I suppose Abbey appeals to me in part because of his contradictions; his avowed anarchism, yet his desire to see the state check the very corporations that own it; his earthy roots and intense interest in celebrating the working man, yet his appreciation for ‘highbrow’ classical music and for intellectual and philosophical debate; his competing desires to roam the land wild and free, and yet enjoy the fruits of a quiet domestic life — his love for his wives and his reliable tendency to go philandering, at least until he grew older and his libido cooled slightly. He certainly had his flaws and interior contradictions, but he was intensely authentic and never boring. Although I was familiar with Abbey as philosopher and activist, Adventures will be remembered as a favorite for delivering an image of him as a friend, father, and devoted-if-often-distracted husband.

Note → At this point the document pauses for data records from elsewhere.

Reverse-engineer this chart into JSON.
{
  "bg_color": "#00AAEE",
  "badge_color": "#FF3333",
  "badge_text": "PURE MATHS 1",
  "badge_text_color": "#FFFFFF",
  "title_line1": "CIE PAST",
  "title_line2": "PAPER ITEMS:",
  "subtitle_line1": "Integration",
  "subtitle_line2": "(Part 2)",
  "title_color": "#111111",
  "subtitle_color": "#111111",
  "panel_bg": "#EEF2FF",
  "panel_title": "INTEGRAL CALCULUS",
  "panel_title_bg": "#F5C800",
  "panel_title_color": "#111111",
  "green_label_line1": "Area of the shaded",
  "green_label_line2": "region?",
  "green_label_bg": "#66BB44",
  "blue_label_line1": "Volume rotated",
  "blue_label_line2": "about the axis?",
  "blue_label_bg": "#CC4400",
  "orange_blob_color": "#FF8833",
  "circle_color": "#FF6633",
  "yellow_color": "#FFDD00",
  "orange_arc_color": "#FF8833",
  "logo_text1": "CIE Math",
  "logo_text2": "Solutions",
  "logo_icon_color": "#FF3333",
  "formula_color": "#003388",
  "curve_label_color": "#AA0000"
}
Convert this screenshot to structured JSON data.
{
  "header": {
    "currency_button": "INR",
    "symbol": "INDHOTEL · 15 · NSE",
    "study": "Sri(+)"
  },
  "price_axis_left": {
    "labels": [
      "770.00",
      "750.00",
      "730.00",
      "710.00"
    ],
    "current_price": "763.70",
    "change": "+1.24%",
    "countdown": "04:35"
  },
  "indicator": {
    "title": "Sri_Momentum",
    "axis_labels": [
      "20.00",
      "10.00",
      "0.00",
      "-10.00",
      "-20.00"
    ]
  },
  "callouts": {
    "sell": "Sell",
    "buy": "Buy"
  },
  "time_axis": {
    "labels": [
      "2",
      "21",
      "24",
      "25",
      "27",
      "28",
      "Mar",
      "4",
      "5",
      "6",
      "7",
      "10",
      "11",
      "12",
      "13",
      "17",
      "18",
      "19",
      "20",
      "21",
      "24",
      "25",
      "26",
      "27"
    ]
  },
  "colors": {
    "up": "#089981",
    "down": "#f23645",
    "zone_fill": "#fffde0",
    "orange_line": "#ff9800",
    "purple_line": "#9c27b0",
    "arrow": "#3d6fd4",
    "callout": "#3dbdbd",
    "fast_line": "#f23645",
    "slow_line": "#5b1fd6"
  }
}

The special operative suggested Desert Solitaire, which I thoroughly enjoyed, and I discovered Loeffler’s book while reading an NYT article about Abbey. Many mysteries were revealed. Adventures with Ed is really two books. Part I is basically a biography with specific quotes included from Abbey. Part II was the actual memoir about Loeffler’s friendship and adventures with Abbey during the second half of Abbey’s life. It is true that Abbey was anti-monogamy with many of his wives and also true that he could harbor some questionable social views that were borderline racist and repulsive. However, he seemed to change and finally embrace monogamy with Clarke, wife #5. My impression is that, even with his flaws he was the real deal: a true anarchist in the best possible sense. A man in love with nature and someone who knew his faults and battled with regret and depression over some of the more unsavory decisions he’d made in his life. The dialogue Loeffler includes from their journeys together hiking/camping/exploring the southwest were funny, touching, and truly a snapshot of a deep, meaningful friendship that anyone would be proud to possess. I almost shed a tear when reading over Abbey’s final days. Very tough to read. He was flawed, but his contributions to literature and his unique perspective on the world are revealed in this book. Hats off to Loeffler for writing a phenomenal tribute to his friend Abbey.
A unique and personal take on the famous anarchist/environmentalist that proves him to be neither, just a free spirited writer that loved nature and women.
I have been a fan of Ed Abbey's writing and his anarchist attitude about preserving the natural world. This book provides a good look at the life of this man - warts and all as observed by a close friend.